Going beyond whatever Metrolinx serves up for the opening, the city/TTC should spend several months, or maybe more, loudly touting the benefits of using this new infrastructure — in effect, by putting suggestions in the minds of Torontonians about how they might use the line. Obviously, there are countless answers to that question, but that doesn’t mean the city/TTC shouldn’t market potential uses, e.g., how Weston residents might take it, and then Line 1 (Spadina), to get to a ball game.
In addition, the new stations offer a host of potential destination marketing opportunities. The TTC and/or the city could partner with, for instance, Eglinton-based BIAs, e.g., Little Jamaica, or other cultural/recreational destinations on the corridor to encourage Torontonians to use the Crosstown. The TTC should also be using house ads and transit vehicle wraps to further raise awareness about the Crosstown in other parts of the city.
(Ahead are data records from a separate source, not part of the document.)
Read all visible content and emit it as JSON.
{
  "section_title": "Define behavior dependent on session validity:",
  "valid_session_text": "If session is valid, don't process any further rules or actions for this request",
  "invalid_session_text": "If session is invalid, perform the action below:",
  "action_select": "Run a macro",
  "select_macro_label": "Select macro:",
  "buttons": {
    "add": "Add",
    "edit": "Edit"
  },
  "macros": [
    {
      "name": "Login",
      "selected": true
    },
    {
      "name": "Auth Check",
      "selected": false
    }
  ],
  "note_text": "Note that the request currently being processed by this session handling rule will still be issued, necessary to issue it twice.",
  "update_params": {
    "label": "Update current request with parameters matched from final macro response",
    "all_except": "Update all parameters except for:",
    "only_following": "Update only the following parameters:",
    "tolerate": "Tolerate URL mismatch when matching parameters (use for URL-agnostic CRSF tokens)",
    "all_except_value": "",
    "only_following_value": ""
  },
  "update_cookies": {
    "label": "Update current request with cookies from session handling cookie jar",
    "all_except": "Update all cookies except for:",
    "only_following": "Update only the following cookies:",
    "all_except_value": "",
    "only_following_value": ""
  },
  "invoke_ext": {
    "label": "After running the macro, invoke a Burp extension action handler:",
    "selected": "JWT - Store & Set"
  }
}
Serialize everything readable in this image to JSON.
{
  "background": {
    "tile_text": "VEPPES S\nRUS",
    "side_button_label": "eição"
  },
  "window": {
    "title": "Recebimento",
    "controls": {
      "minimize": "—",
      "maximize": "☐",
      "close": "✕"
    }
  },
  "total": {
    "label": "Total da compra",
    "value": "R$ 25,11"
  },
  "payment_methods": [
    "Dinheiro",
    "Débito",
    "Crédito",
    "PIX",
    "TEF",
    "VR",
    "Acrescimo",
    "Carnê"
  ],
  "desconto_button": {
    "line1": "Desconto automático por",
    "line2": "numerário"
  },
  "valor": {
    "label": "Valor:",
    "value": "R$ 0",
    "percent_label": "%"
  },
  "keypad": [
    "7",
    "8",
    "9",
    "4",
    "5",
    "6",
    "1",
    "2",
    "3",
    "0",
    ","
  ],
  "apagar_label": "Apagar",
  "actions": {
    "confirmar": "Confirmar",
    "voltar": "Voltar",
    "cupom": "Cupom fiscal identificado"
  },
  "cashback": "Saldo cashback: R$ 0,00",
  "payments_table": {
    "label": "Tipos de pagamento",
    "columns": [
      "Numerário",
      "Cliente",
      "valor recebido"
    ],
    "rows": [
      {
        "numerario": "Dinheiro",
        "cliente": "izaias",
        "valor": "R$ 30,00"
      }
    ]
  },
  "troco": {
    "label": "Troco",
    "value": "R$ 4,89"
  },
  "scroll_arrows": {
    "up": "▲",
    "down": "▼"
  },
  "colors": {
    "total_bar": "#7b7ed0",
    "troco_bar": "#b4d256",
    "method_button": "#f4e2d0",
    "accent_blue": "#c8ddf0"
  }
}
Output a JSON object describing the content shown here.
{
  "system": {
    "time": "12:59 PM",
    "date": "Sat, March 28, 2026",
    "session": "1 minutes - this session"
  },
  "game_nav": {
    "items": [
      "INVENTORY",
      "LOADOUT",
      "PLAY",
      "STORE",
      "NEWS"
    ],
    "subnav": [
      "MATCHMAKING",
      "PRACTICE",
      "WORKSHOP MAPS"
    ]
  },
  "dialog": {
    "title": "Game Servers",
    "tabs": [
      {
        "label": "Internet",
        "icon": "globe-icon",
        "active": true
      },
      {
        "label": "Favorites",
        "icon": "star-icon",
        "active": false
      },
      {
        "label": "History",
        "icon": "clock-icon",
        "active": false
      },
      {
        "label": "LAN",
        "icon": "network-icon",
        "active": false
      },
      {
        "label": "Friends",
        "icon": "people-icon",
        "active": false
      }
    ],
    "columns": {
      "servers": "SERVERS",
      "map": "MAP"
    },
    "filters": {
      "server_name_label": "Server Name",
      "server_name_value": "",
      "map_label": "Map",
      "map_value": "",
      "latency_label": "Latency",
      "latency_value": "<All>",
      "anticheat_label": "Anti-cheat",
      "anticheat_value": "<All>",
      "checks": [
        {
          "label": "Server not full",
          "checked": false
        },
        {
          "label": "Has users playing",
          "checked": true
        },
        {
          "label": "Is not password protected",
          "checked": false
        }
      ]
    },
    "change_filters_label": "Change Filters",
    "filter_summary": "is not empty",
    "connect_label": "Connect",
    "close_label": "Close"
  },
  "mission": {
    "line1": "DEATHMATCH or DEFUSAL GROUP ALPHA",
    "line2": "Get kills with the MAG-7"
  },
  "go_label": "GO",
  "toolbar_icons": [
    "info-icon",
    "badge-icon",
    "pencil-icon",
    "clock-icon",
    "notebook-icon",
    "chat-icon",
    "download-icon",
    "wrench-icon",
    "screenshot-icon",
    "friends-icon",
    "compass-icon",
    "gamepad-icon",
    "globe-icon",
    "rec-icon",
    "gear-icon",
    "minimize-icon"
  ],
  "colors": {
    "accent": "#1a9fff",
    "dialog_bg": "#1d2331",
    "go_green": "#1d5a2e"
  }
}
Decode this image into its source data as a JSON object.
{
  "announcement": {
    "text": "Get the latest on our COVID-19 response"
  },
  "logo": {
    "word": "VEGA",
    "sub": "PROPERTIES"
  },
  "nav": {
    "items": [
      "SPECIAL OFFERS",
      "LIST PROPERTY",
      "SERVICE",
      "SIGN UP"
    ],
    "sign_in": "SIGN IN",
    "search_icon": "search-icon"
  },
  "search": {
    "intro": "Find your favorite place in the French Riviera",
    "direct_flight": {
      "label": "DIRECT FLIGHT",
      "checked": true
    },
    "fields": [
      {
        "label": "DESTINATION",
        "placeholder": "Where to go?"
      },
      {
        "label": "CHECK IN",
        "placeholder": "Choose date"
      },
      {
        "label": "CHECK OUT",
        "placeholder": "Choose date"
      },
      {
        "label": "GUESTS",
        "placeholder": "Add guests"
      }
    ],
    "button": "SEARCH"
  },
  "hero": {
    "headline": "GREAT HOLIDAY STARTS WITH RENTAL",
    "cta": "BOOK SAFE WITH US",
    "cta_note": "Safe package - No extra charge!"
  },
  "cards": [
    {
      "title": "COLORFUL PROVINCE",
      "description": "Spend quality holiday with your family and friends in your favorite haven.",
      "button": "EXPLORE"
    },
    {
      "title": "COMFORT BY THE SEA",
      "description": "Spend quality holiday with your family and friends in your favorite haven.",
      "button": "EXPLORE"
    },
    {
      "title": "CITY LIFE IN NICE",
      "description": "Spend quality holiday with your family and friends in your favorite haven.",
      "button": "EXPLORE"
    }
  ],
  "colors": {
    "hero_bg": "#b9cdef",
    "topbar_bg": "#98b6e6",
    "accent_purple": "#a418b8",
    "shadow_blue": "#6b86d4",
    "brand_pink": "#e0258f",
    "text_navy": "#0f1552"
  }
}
None of this will happen by itself, or for free.
Should the TTC spend money on making, say, a year-long push to market the Crosstown? Absolutely. Unlike the original Spadina extension, the Crosstown’s route does abut neighbourhoods that have, or almost have, the density needed to support rapid transit. Yet there will be an extended ramp up period. From a strictly cost-benefit perspective, it makes sense for the city to advertise this service as loudly as possible in order to attract net new riders ASAP and thus reduce the Crosstown’s short-term impact on the TTC’s operating shortfall.
All of this is about the immediate future, needless to add. Further out, the city will be looking at add significant amounts of density around most of the Crosstown stations, and there’s now new zoning in place to enable that kind of development. Yet with the dramatic slowing of the condo market, we’ll likely have to wait for a long time to see the kind of intensification that has been envisioned for large former mall and industrial parcels along Eglinton east and west, and in specific areas like the Golden Mile.
A major rapid transit line is never about the short term, and I’m under no illusions that the Crosstown will be packed anytime soon. Yet Toronto transit planners can think back to the notoriously slow starts for the original Spadina extension and, much later, the Sheppard subway stub, to search for relevant learnings.
Neither are exact analogies, but we ought to know by now that the city, the TTC and destination institutions can’t take new riders for granted.
The big dreams that get projects like the Crosstown funded and built are politically necessary. But on the eve of the opening pitch, they’re definitely not sufficient.